Hood, who called the rule “critical” for serving underserved markets, said he would have preferred to allow mobile devices to count as a service facility. “The pandemic has changed the way we do business -- in fact, today’s board meeting is being conducted virtually, so these technological advances are not new or novel for the board to consider.’
The reality, Hood said, is that consumers are moving more and more to digital banking. 

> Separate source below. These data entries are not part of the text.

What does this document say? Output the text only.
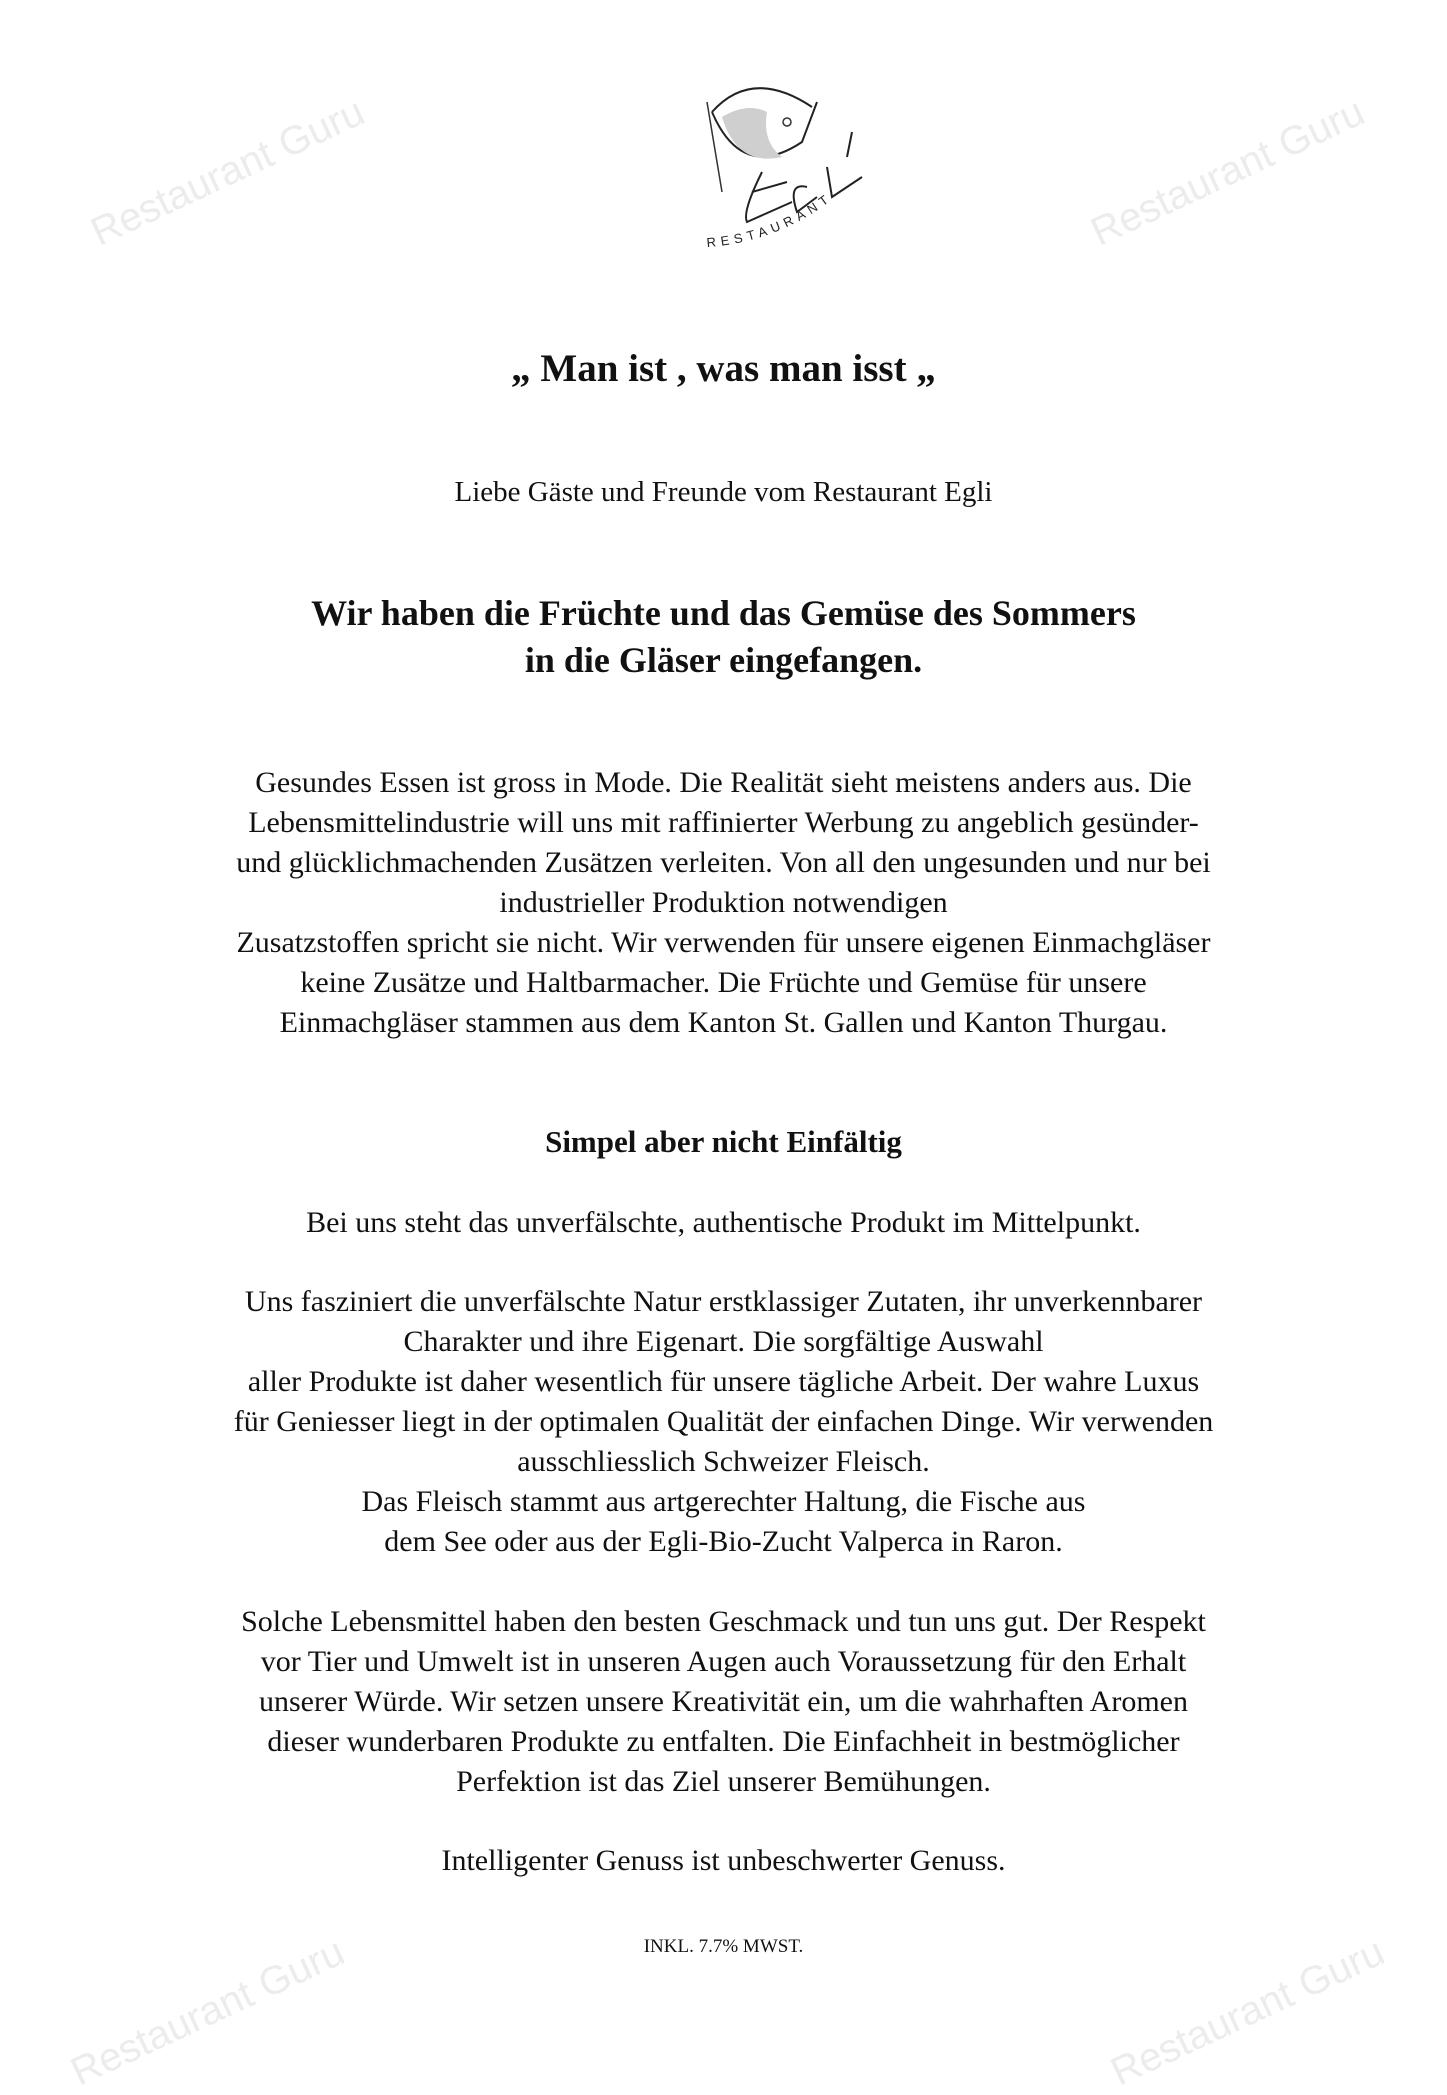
Restaurant Guru	Restaurant Guru
Restaurant Guru	Restaurant Guru
RESTAURANT
„ Man ist , was man isst „
Liebe Gäste und Freunde vom Restaurant Egli
Wir haben die Früchte und das Gemüse des Sommers
in die Gläser eingefangen.
Gesundes Essen ist gross in Mode. Die Realität sieht meistens anders aus. Die
Lebensmittelindustrie will uns mit raffinierter Werbung zu angeblich gesünder-
und glücklichmachenden Zusätzen verleiten. Von all den ungesunden und nur bei
industrieller Produktion notwendigen
Zusatzstoffen spricht sie nicht. Wir verwenden für unsere eigenen Einmachgläser
keine Zusätze und Haltbarmacher. Die Früchte und Gemüse für unsere
Einmachgläser stammen aus dem Kanton St. Gallen und Kanton Thurgau.
Simpel aber nicht Einfältig
Bei uns steht das unverfälschte, authentische Produkt im Mittelpunkt.
Uns fasziniert die unverfälschte Natur erstklassiger Zutaten, ihr unverkennbarer
Charakter und ihre Eigenart. Die sorgfältige Auswahl
aller Produkte ist daher wesentlich für unsere tägliche Arbeit. Der wahre Luxus
für Geniesser liegt in der optimalen Qualität der einfachen Dinge. Wir verwenden
ausschliesslich Schweizer Fleisch.
Das Fleisch stammt aus artgerechter Haltung, die Fische aus
dem See oder aus der Egli-Bio-Zucht Valperca in Raron.
Solche Lebensmittel haben den besten Geschmack und tun uns gut. Der Respekt
vor Tier und Umwelt ist in unseren Augen auch Voraussetzung für den Erhalt
unserer Würde. Wir setzen unsere Kreativität ein, um die wahrhaften Aromen
dieser wunderbaren Produkte zu entfalten. Die Einfachheit in bestmöglicher
Perfektion ist das Ziel unserer Bemühungen.
Intelligenter Genuss ist unbeschwerter Genuss.
INKL. 7.7% MWST.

Being ‘Overlooked’ in the Debate

“In a practical sense, if a credit union installed a kiosk, this will count as an electronic service facility for an underserved area expansion if the credit union is able to demonstrate their ability to fully serve the underserved area,” said Hood. “I think this is a critical component that was often missed during the debate of this rule so it is worth repeating: credit unions just cannot install a kiosk and that’s it.  They also must demonstrate their ability to serve these potential new member-owners.”

Saying serving the underserved has been a “hallmark” of his time on the NCUA board, Hood said he expects the change will increase credit union access in rural, minority, and tribal communities, among other communities, where currently all that may exist is a pernicious payday lender.